Этот двойной аспект всегда сохраняется в личной автономии. С одной стороны, появляется способность и интерес к волевому управлению собой, своими мышцами например, по контрасту с беспомощностью и пассивностью; с другой стороны, появляется способность управлять собой по собственной воле, независимо от внешних сил и авторитетов.
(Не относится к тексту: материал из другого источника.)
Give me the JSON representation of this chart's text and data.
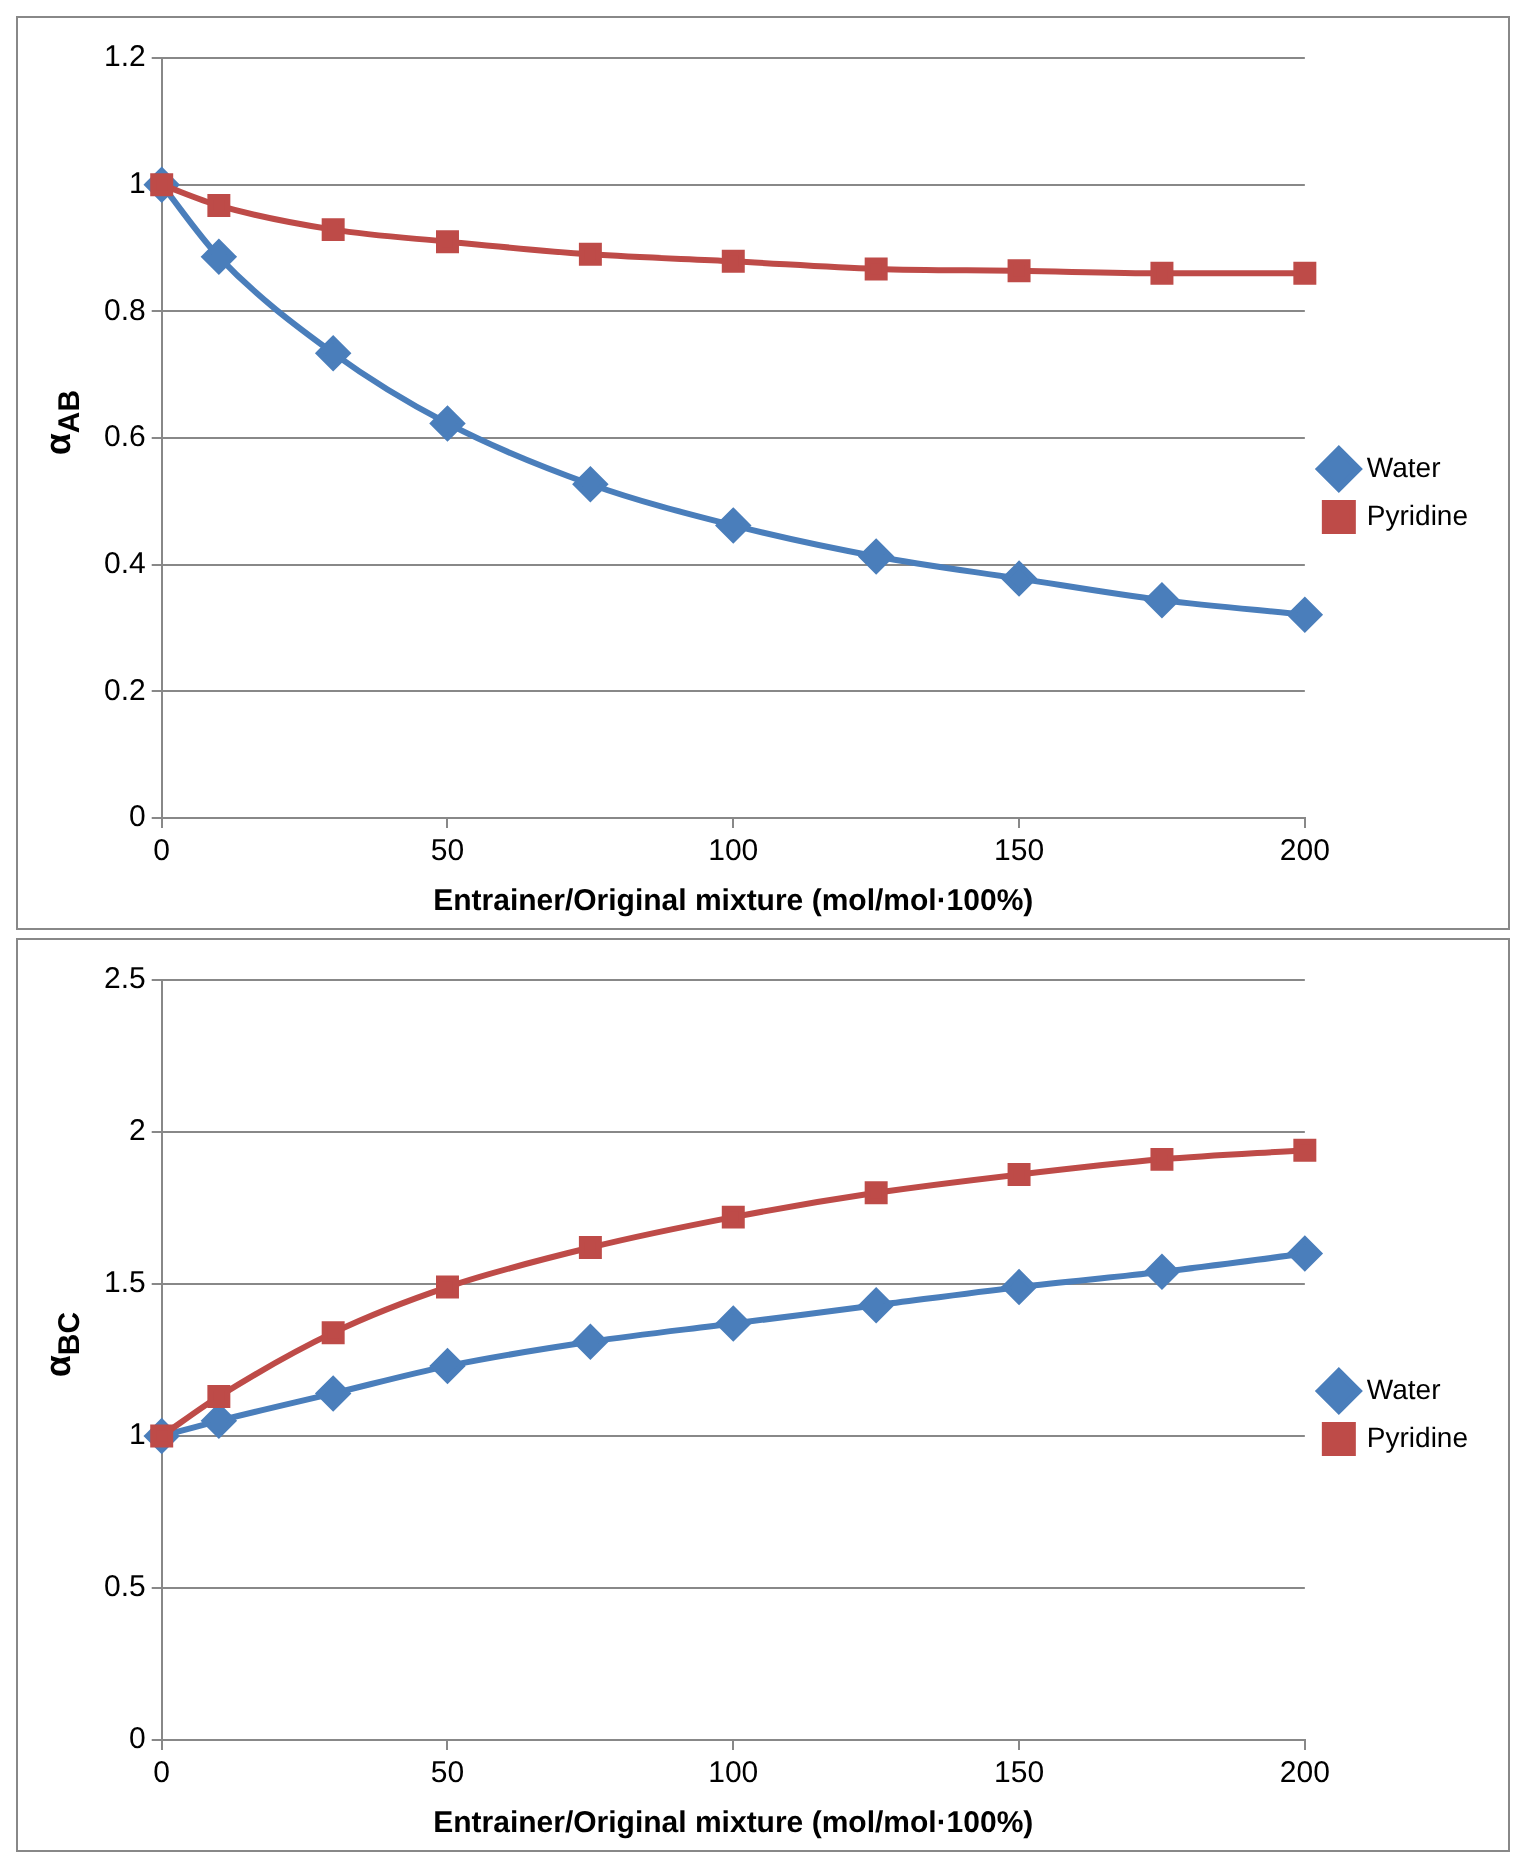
{
  "chart_data": [
    {
      "type": "line",
      "xlabel": "Entrainer/Original mixture (mol/mol·100%)",
      "ylabel": "α$_{AB}$",
      "x": [
        0,
        10,
        30,
        50,
        75,
        100,
        125,
        150,
        175,
        200
      ],
      "xlim": [
        0,
        200
      ],
      "xticks": [
        0,
        50,
        100,
        150,
        200
      ],
      "ylim": [
        0,
        1.2
      ],
      "yticks": [
        0,
        0.2,
        0.4,
        0.6,
        0.8,
        1,
        1.2
      ],
      "grid": "y",
      "legend": "right",
      "series": [
        {
          "name": "Water",
          "color": "#4a7ebb",
          "marker": "diamond",
          "values": [
            1.0,
            0.886,
            0.734,
            0.623,
            0.527,
            0.462,
            0.413,
            0.378,
            0.344,
            0.321
          ]
        },
        {
          "name": "Pyridine",
          "color": "#be4b48",
          "marker": "square",
          "values": [
            1.0,
            0.967,
            0.929,
            0.91,
            0.89,
            0.879,
            0.867,
            0.864,
            0.86,
            0.86
          ]
        }
      ]
    },
    {
      "type": "line",
      "xlabel": "Entrainer/Original mixture (mol/mol·100%)",
      "ylabel": "α$_{BC}$",
      "x": [
        0,
        10,
        30,
        50,
        75,
        100,
        125,
        150,
        175,
        200
      ],
      "xlim": [
        0,
        200
      ],
      "xticks": [
        0,
        50,
        100,
        150,
        200
      ],
      "ylim": [
        0,
        2.5
      ],
      "yticks": [
        0,
        0.5,
        1,
        1.5,
        2,
        2.5
      ],
      "grid": "y",
      "legend": "right",
      "series": [
        {
          "name": "Water",
          "color": "#4a7ebb",
          "marker": "diamond",
          "values": [
            1.0,
            1.05,
            1.14,
            1.23,
            1.31,
            1.37,
            1.43,
            1.49,
            1.54,
            1.6
          ]
        },
        {
          "name": "Pyridine",
          "color": "#be4b48",
          "marker": "square",
          "values": [
            1.0,
            1.13,
            1.34,
            1.49,
            1.62,
            1.72,
            1.8,
            1.86,
            1.91,
            1.94
          ]
        }
      ]
    }
  ]
}
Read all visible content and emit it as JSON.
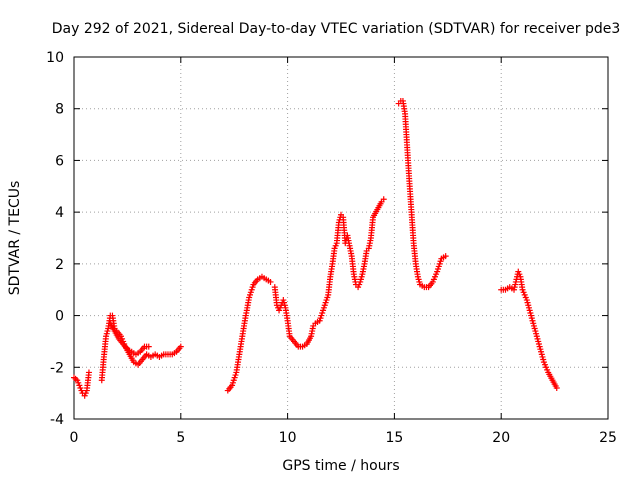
{
  "chart_data": {
    "type": "scatter",
    "title": "Day 292 of 2021, Sidereal Day-to-day VTEC variation (SDTVAR) for receiver pde3",
    "xlabel": "GPS time / hours",
    "ylabel": "SDTVAR / TECUs",
    "xlim": [
      0,
      25
    ],
    "ylim": [
      -4,
      10
    ],
    "xticks": [
      0,
      5,
      10,
      15,
      20,
      25
    ],
    "yticks": [
      -4,
      -2,
      0,
      2,
      4,
      6,
      8,
      10
    ],
    "grid": true,
    "marker": "+",
    "color": "#ff0000",
    "series": [
      {
        "name": "SDTVAR",
        "segments": [
          [
            [
              0.0,
              -2.4
            ],
            [
              0.15,
              -2.5
            ],
            [
              0.3,
              -2.8
            ],
            [
              0.4,
              -3.0
            ],
            [
              0.5,
              -3.1
            ],
            [
              0.6,
              -2.9
            ],
            [
              0.7,
              -2.2
            ]
          ],
          [
            [
              1.3,
              -2.5
            ],
            [
              1.4,
              -1.6
            ],
            [
              1.5,
              -0.8
            ],
            [
              1.6,
              -0.5
            ],
            [
              1.7,
              0.0
            ],
            [
              1.8,
              0.0
            ],
            [
              1.9,
              -0.5
            ],
            [
              2.0,
              -0.6
            ],
            [
              2.2,
              -0.8
            ],
            [
              2.4,
              -1.2
            ],
            [
              2.6,
              -1.5
            ],
            [
              2.8,
              -1.8
            ],
            [
              3.0,
              -1.9
            ],
            [
              3.2,
              -1.7
            ],
            [
              3.4,
              -1.5
            ],
            [
              3.6,
              -1.6
            ],
            [
              3.8,
              -1.5
            ],
            [
              4.0,
              -1.6
            ],
            [
              4.2,
              -1.5
            ],
            [
              4.4,
              -1.5
            ],
            [
              4.6,
              -1.5
            ],
            [
              4.8,
              -1.4
            ],
            [
              5.0,
              -1.2
            ]
          ],
          [
            [
              1.7,
              -0.3
            ],
            [
              1.9,
              -0.6
            ],
            [
              2.1,
              -0.9
            ],
            [
              2.3,
              -1.1
            ],
            [
              2.5,
              -1.3
            ],
            [
              2.7,
              -1.4
            ],
            [
              2.9,
              -1.5
            ],
            [
              3.1,
              -1.4
            ],
            [
              3.3,
              -1.2
            ],
            [
              3.5,
              -1.2
            ]
          ],
          [
            [
              7.2,
              -2.9
            ],
            [
              7.4,
              -2.7
            ],
            [
              7.6,
              -2.2
            ],
            [
              7.8,
              -1.2
            ],
            [
              8.0,
              -0.2
            ],
            [
              8.2,
              0.7
            ],
            [
              8.4,
              1.2
            ],
            [
              8.6,
              1.4
            ],
            [
              8.8,
              1.5
            ],
            [
              9.0,
              1.4
            ],
            [
              9.2,
              1.3
            ]
          ],
          [
            [
              9.4,
              1.1
            ],
            [
              9.5,
              0.4
            ],
            [
              9.6,
              0.2
            ],
            [
              9.8,
              0.6
            ],
            [
              9.9,
              0.3
            ],
            [
              10.0,
              -0.2
            ],
            [
              10.1,
              -0.8
            ],
            [
              10.3,
              -1.0
            ],
            [
              10.5,
              -1.2
            ],
            [
              10.7,
              -1.2
            ],
            [
              10.9,
              -1.1
            ],
            [
              11.1,
              -0.8
            ],
            [
              11.2,
              -0.4
            ],
            [
              11.3,
              -0.3
            ],
            [
              11.5,
              -0.2
            ],
            [
              11.7,
              0.3
            ],
            [
              11.9,
              0.8
            ],
            [
              12.0,
              1.5
            ],
            [
              12.1,
              2.0
            ],
            [
              12.2,
              2.6
            ],
            [
              12.3,
              2.8
            ],
            [
              12.4,
              3.6
            ],
            [
              12.5,
              3.9
            ],
            [
              12.6,
              3.8
            ],
            [
              12.7,
              2.8
            ],
            [
              12.8,
              3.1
            ],
            [
              12.9,
              2.7
            ],
            [
              13.0,
              2.3
            ],
            [
              13.1,
              1.6
            ],
            [
              13.2,
              1.2
            ],
            [
              13.3,
              1.1
            ],
            [
              13.4,
              1.3
            ],
            [
              13.5,
              1.6
            ],
            [
              13.6,
              2.0
            ],
            [
              13.7,
              2.5
            ],
            [
              13.8,
              2.6
            ],
            [
              13.9,
              3.0
            ],
            [
              14.0,
              3.8
            ],
            [
              14.2,
              4.1
            ],
            [
              14.4,
              4.4
            ],
            [
              14.5,
              4.5
            ]
          ],
          [
            [
              15.2,
              8.2
            ],
            [
              15.3,
              8.3
            ],
            [
              15.4,
              8.3
            ],
            [
              15.5,
              7.8
            ],
            [
              15.6,
              6.5
            ],
            [
              15.7,
              5.2
            ],
            [
              15.8,
              4.0
            ],
            [
              15.9,
              2.8
            ],
            [
              16.0,
              2.0
            ],
            [
              16.1,
              1.5
            ],
            [
              16.2,
              1.2
            ],
            [
              16.4,
              1.1
            ],
            [
              16.6,
              1.1
            ],
            [
              16.8,
              1.3
            ],
            [
              17.0,
              1.7
            ],
            [
              17.2,
              2.2
            ],
            [
              17.4,
              2.3
            ]
          ],
          [
            [
              20.0,
              1.0
            ],
            [
              20.2,
              1.0
            ],
            [
              20.4,
              1.1
            ],
            [
              20.6,
              1.0
            ],
            [
              20.8,
              1.7
            ],
            [
              20.9,
              1.5
            ],
            [
              21.0,
              1.0
            ],
            [
              21.2,
              0.6
            ],
            [
              21.4,
              0.0
            ],
            [
              21.6,
              -0.6
            ],
            [
              21.8,
              -1.2
            ],
            [
              22.0,
              -1.8
            ],
            [
              22.2,
              -2.2
            ],
            [
              22.4,
              -2.5
            ],
            [
              22.6,
              -2.8
            ]
          ]
        ]
      }
    ]
  }
}
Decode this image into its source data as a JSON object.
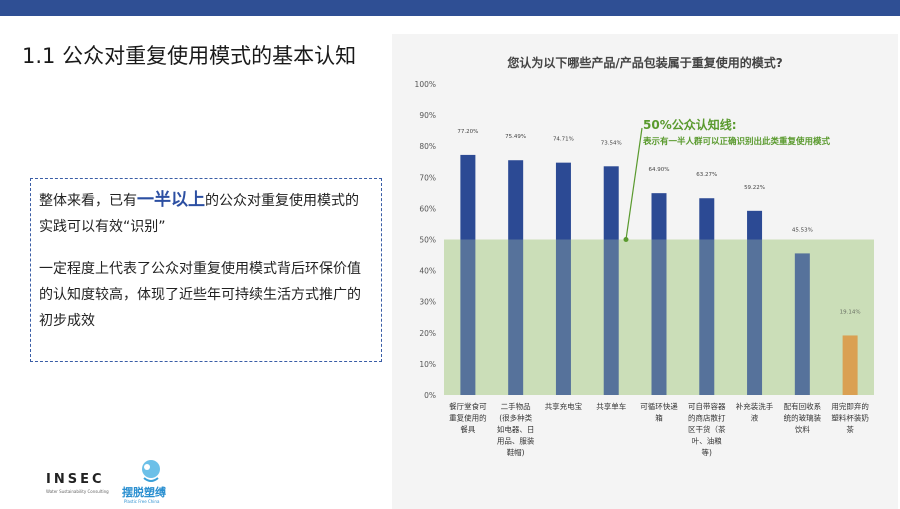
{
  "slide": {
    "title": "1.1 公众对重复使用模式的基本认知"
  },
  "textbox": {
    "p1_pre": "整体来看，已有",
    "p1_highlight": "一半以上",
    "p1_post": "的公众对重复使用模式的实践可以有效“识别”",
    "p2": "一定程度上代表了公众对重复使用模式背后环保价值的认知度较高，体现了近些年可持续生活方式推广的初步成效"
  },
  "logos": {
    "insec": "INSEC",
    "insec_sub": "Water Sustainability Consulting",
    "partner": "摆脱塑缚",
    "partner_sub": "Plastic Free China"
  },
  "chart_data": {
    "type": "bar",
    "title": "您认为以下哪些产品/产品包装属于重复使用的模式?",
    "categories": [
      [
        "餐厅堂食可",
        "重复使用的",
        "餐具"
      ],
      [
        "二手物品",
        "(很多种类",
        "如电器、日",
        "用品、服装",
        "鞋帽)"
      ],
      [
        "共享充电宝"
      ],
      [
        "共享单车"
      ],
      [
        "可循环快递",
        "箱"
      ],
      [
        "可自带容器",
        "的商店散打",
        "区干货（茶",
        "叶、油粮",
        "等)"
      ],
      [
        "补充装洗手",
        "液"
      ],
      [
        "配有回收系",
        "统的玻璃装",
        "饮料"
      ],
      [
        "用完即弃的",
        "塑料杯装奶",
        "茶"
      ]
    ],
    "values": [
      77.2,
      75.49,
      74.71,
      73.54,
      64.9,
      63.27,
      59.22,
      45.53,
      19.14
    ],
    "value_labels": [
      "77.20%",
      "75.49%",
      "74.71%",
      "73.54%",
      "64.90%",
      "63.27%",
      "59.22%",
      "45.53%",
      "19.14%"
    ],
    "bar_colors": [
      "#2c4a94",
      "#2c4a94",
      "#2c4a94",
      "#2c4a94",
      "#2c4a94",
      "#2c4a94",
      "#2c4a94",
      "#2c4a94",
      "#e2892f"
    ],
    "ylim": [
      0,
      100
    ],
    "yticks": [
      "0%",
      "10%",
      "20%",
      "30%",
      "40%",
      "50%",
      "60%",
      "70%",
      "80%",
      "90%",
      "100%"
    ],
    "threshold": {
      "value": 50,
      "label": "50%公众认知线:",
      "sublabel": "表示有一半人群可以正确识别出此类重复使用模式",
      "band_color": "#c5dbb0",
      "line_color": "#5a9a2e"
    }
  }
}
Поскольку и те, и другие интересы и способности основываются на одинаковых психологических состояниях, они могут присутствовать одновременно.
Таким образом, если автономия, намерение или воля стабильны, то они расслабляются в двух смыслах этого слова. Обычный человек ослабляет волю не только при спонтанных проявлениях или чтобы что-либо отвергнуть; он ослабляет волю и для того, чтобы (при подходящих условиях) прислушаться к мнению окружающих и даже подчиниться их воле. Иными словами, обычный человек может «сдаться». Он может «сдаться» себе, не чувствуя беспокойства, и может «сдаться» другим, не чувствуя себя униженным.
Но когда необходимо поддерживать ригидную самонаправленность, то недопустимо «сдаваться» ни себе, ни внешнему давлению. Более того, когда ригидная само направленность достигается лишь ценой огромного напряжения и не очень стабильна, то можно ожидать не только сопротивления внешним силам или авторитетам, но и острой чувствительности к ним. Можно сказать, что особой чертой нестабильной автономии является то, что угроза «сдаться» внешнему подчинению и угроза «сдаться» внутреннему давлению (в форме влечений и аффектов) составляют субъективное равновесие, поскольку и то, и другое угрожает одним и тем же психологическим функциям. В любом случае, именно такое, полное предубеждений, защитное и крайне антагонистическое восприятие внешних авторитетов и сил фактически пронизывает всю субъективную жизнь параноика. Противостояние постоянной ригидной самонаправленности параноика и внешнего мира — это постоянная навязчивая озабоченность защитой своей автономии от внешнего нападения.
Проективные страхи параноиков, психотиков и людей, находящихся в состоянии, близком к психотическому, регулярно касаются не просто угрозы внешней агрессии, а более специфической внешней угрозы агрессивного уничтожения или подчинения своей воли или намерения.